There is one claim that we should dispense with from the start; that the Ukrainian refugee outflow is the largest refugee crisis in Europe since the end of WW2. The situation in Ukraine is in flux, certainly, and it is one of the fastest growing crises in Europe. However, we would do well to remember that Europe experienced huge displacements of refugee populations since the 1990s.
The 1989‒91 dismantling of the Soviet Union, in which capitalist austerity programs were implemented in the former Soviet republics, resulted in the displacement of 9 million refugees, fleeing poverty, industrial collapse and fratricidal ethnic warfare. The economic dislocation caused by a return to neoliberal capitalism resulted in, among other things, a severe drop in life expectancy in Russia and an increase in child malnutrition.
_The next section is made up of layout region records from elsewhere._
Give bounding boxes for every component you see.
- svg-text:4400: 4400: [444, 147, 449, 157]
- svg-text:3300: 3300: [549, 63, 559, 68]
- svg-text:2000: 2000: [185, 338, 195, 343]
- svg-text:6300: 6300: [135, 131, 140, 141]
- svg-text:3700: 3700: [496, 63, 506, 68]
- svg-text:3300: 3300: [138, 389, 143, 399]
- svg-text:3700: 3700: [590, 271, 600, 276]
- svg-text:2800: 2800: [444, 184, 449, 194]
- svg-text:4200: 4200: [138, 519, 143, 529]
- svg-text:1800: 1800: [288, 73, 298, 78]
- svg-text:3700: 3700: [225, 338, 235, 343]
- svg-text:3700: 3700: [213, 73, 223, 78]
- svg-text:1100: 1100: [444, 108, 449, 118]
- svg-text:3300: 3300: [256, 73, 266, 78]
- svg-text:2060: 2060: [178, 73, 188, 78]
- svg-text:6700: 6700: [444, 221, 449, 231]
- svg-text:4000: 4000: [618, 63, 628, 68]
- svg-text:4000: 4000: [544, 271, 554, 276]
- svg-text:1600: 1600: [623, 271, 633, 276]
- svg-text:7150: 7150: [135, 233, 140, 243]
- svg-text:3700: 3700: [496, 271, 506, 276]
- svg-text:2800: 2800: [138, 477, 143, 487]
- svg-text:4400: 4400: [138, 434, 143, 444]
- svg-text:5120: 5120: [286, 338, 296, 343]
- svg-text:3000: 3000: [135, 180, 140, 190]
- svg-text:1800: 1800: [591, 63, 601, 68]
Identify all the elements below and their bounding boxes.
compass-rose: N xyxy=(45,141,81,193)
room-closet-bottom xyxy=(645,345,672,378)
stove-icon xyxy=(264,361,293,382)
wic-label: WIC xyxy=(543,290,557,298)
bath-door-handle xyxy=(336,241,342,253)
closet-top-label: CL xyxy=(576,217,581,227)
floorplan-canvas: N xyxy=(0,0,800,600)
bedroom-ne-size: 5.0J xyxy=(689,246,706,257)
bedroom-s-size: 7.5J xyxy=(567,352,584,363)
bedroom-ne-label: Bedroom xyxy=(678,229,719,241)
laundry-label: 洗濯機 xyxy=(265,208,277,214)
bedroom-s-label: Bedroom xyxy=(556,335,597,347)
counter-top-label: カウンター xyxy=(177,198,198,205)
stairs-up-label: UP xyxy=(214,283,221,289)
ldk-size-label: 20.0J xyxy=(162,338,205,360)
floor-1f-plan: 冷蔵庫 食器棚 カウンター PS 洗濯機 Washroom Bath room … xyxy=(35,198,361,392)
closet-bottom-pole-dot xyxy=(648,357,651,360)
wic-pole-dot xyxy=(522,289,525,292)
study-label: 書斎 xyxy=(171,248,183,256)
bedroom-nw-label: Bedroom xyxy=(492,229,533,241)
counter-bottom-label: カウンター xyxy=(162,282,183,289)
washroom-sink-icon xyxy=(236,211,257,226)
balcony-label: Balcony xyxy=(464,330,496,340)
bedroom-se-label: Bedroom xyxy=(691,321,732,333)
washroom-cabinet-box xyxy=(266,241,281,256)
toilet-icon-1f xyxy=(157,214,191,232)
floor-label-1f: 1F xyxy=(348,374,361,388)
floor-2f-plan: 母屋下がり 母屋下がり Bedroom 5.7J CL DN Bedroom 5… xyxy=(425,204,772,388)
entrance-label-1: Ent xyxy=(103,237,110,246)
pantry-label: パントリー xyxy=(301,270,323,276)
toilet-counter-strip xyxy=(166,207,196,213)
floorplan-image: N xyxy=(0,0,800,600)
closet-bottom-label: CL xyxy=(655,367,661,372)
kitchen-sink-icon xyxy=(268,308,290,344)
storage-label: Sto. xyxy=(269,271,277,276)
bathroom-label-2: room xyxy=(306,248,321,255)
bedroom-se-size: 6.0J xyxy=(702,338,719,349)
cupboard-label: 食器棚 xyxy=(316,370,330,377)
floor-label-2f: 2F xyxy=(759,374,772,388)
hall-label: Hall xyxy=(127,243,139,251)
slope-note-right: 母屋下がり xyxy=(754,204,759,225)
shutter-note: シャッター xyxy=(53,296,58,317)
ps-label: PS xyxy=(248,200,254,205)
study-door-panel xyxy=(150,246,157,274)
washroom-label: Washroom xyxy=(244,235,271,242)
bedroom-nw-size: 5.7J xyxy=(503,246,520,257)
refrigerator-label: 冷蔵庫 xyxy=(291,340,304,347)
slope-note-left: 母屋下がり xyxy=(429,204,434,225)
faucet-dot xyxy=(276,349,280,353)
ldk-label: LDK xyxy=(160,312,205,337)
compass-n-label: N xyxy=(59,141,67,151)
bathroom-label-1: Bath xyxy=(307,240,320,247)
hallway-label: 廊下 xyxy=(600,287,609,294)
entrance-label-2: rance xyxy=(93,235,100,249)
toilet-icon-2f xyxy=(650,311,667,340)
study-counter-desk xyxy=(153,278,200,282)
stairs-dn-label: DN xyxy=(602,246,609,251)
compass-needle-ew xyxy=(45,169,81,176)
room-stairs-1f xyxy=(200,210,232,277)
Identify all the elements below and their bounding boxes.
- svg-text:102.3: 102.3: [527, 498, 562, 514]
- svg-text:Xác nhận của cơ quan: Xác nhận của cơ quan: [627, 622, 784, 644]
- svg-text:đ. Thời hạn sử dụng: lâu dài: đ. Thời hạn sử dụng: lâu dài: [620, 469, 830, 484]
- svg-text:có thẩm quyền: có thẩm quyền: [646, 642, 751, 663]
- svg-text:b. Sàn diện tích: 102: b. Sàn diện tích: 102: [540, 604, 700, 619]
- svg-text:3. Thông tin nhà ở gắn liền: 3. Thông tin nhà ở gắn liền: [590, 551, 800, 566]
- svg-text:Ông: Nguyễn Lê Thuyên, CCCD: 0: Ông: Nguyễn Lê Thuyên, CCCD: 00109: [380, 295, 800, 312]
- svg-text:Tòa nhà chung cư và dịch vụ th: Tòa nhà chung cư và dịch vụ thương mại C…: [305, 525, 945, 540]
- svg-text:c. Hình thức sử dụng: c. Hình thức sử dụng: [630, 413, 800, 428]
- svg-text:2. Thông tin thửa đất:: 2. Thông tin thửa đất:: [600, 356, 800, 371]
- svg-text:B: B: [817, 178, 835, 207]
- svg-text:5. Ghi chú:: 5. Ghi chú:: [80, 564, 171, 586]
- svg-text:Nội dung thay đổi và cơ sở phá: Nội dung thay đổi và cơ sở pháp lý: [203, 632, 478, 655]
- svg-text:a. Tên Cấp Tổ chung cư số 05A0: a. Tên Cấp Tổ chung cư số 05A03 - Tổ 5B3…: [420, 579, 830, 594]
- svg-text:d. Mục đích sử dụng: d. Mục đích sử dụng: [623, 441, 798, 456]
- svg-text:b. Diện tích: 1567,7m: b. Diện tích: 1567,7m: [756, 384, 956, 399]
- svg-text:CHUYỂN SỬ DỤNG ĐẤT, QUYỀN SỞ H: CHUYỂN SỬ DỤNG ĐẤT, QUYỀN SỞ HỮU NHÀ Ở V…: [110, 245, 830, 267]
The other catastrophic surge in refugee outflows was caused by the breakup of Yugoslavia in the early to mid-1990s. Bosnians fled the fratricidal ethnic conflict in their nation (1992‒95), resulting in the production of at least 2 million refugees. The Bosnians, who are majority Muslim, never acquired the kind of sympathetic coverage we are witnessing today in relation to the Ukrainian refugees.
The Berlin Wall came down in 1989, and the capitalist press hailed the inauguration of a new, united Europe. However, since the early 1990s, European Union nations have constructed new walls, border forces and guards — along with politically motivated hysteria — to expel refugees from the Global South. The Mediterranean Sea is used as a maritime border to prevent the influx of African and Arabic-speaking asylum seekers.
It is high time to end rank hypocrisies, and change our refugee policies, basing them on our common humanity and international law. While we cannot order Moscow to stop its invasion of Ukraine, we can stop our participation in imperialist and predatory wars overseas — the wars which create outflows of refugees in the first place.